Toplu iş sözleşmesi ve grev haklarının bulunmaması, kamu görevlilerinin işçiler kadar sendikal haklara sahip olmamasına yol açıyor. Sonuç olarak da işçiler ikramiye, ilave tediye ve benzeri haklara sahipken diğer grupta yer alanlar yalnızca Memur-Sen ile hükümet arasındaki anlaşmanın şartları çerçevesinde ödenen aylıklara mecbur durumda kalıyor.

Kamu görevlileri, memurlar ve sözleşmeli personelden oluşuyor. Cumhurbaşkanlığı Strateji ve Bütçe Başkanlığı verilerine göre 2024 yılı itibariyle Türkiye’deki kadrolu personel (memur) sayısı 3 milyon 468 bin 214. Sözleşmeli personel sayısı ise 397 bin 847. Memurların büyük çoğunluğu (3 milyon 933 bin kişi) genel bütçeli dairelerde çalışıyor. Bunun yanı sıra üniversiteler, özel bütçeli daireler, kamu iktisadi teşebbüsleri, il özel idareleri ve belediyeler, sosyal güvenlik kuruluşları gibi kurum ve kuruluşlarda çalışanlar da bulunuyor.
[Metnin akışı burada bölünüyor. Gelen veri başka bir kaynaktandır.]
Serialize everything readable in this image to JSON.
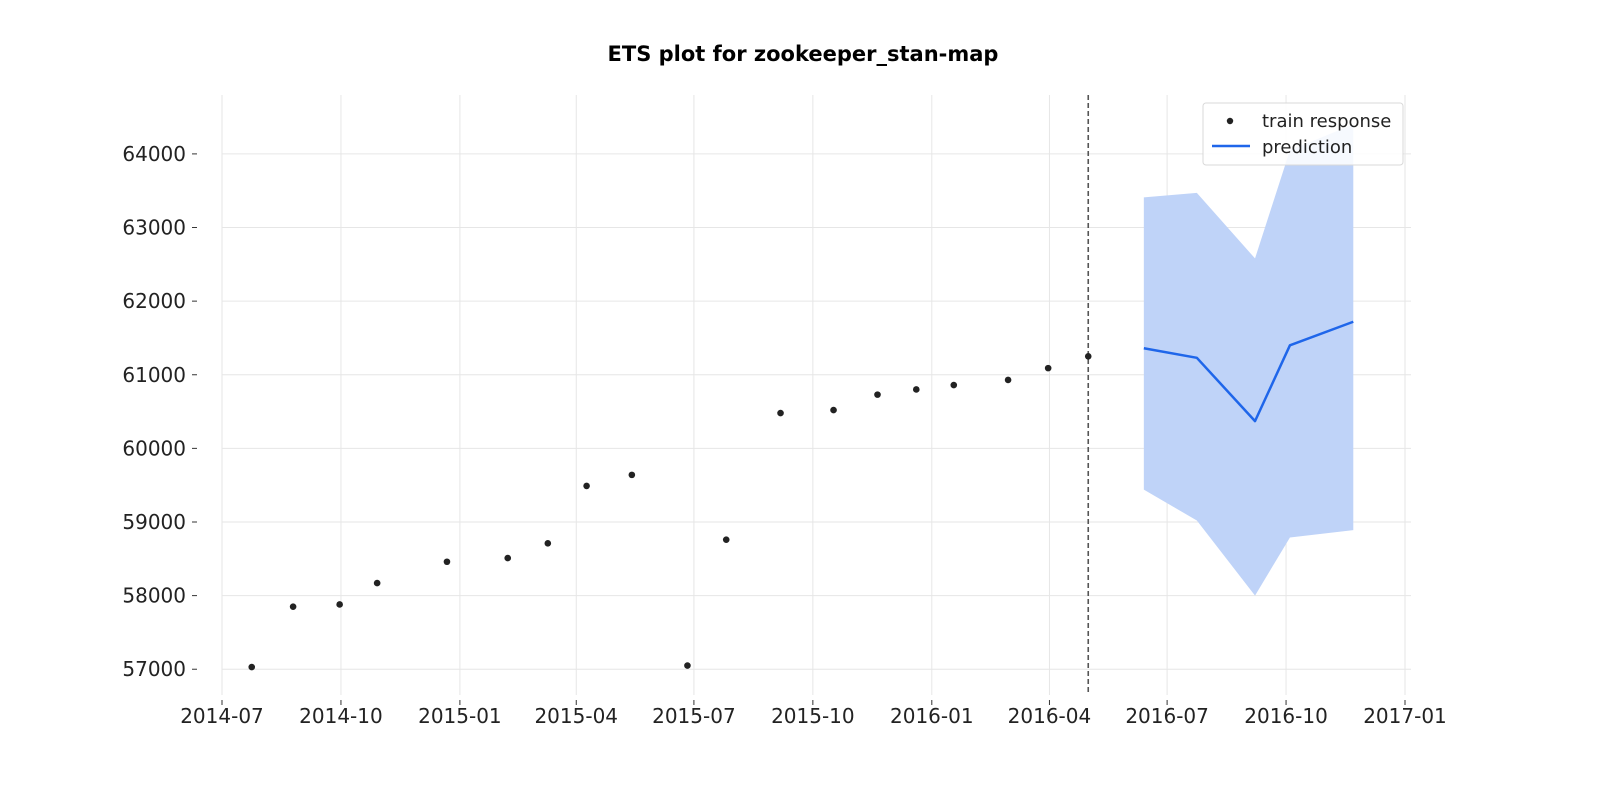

Memurların çalıştıkları kurumlarda, işçi statüsünde istihdam da söz konusu oluyor. Ayrı hukuksal statülere tâbi olarak çalışan istihdam grupları arasında ise çeşitli nedenlerle çatışmalar yaşanabiliyor. Özellikle toplu iş sözleşmeleriyle kazanımlar elde eden işçilerin, kamu görevlileriyle aynı seviyede veya biraz daha üzerinde ekonomik haklar elde etmesi durumunda gerilim giderek artıyor. İşçi-memur ayrımı biçiminde kendisini gösteren tabakalaşma, kamu kurum ve kuruluşlarındaki çalışma barışını tehdit ediyor.

Oysa işçilerin elde ettikleri gelirler, memurların aylıklarından bağımsız bir şekilde ödeniyor. Dolayısıyla memurların işçilerin ekonomik ve sosyal haklarından ziyade kendi sosyal ve ekonomik haklarını geliştirmek için çabalaması gerekiyor. Bunun için yapılması gereken ise cesaretle örgütlenmekten başka bir şey değil.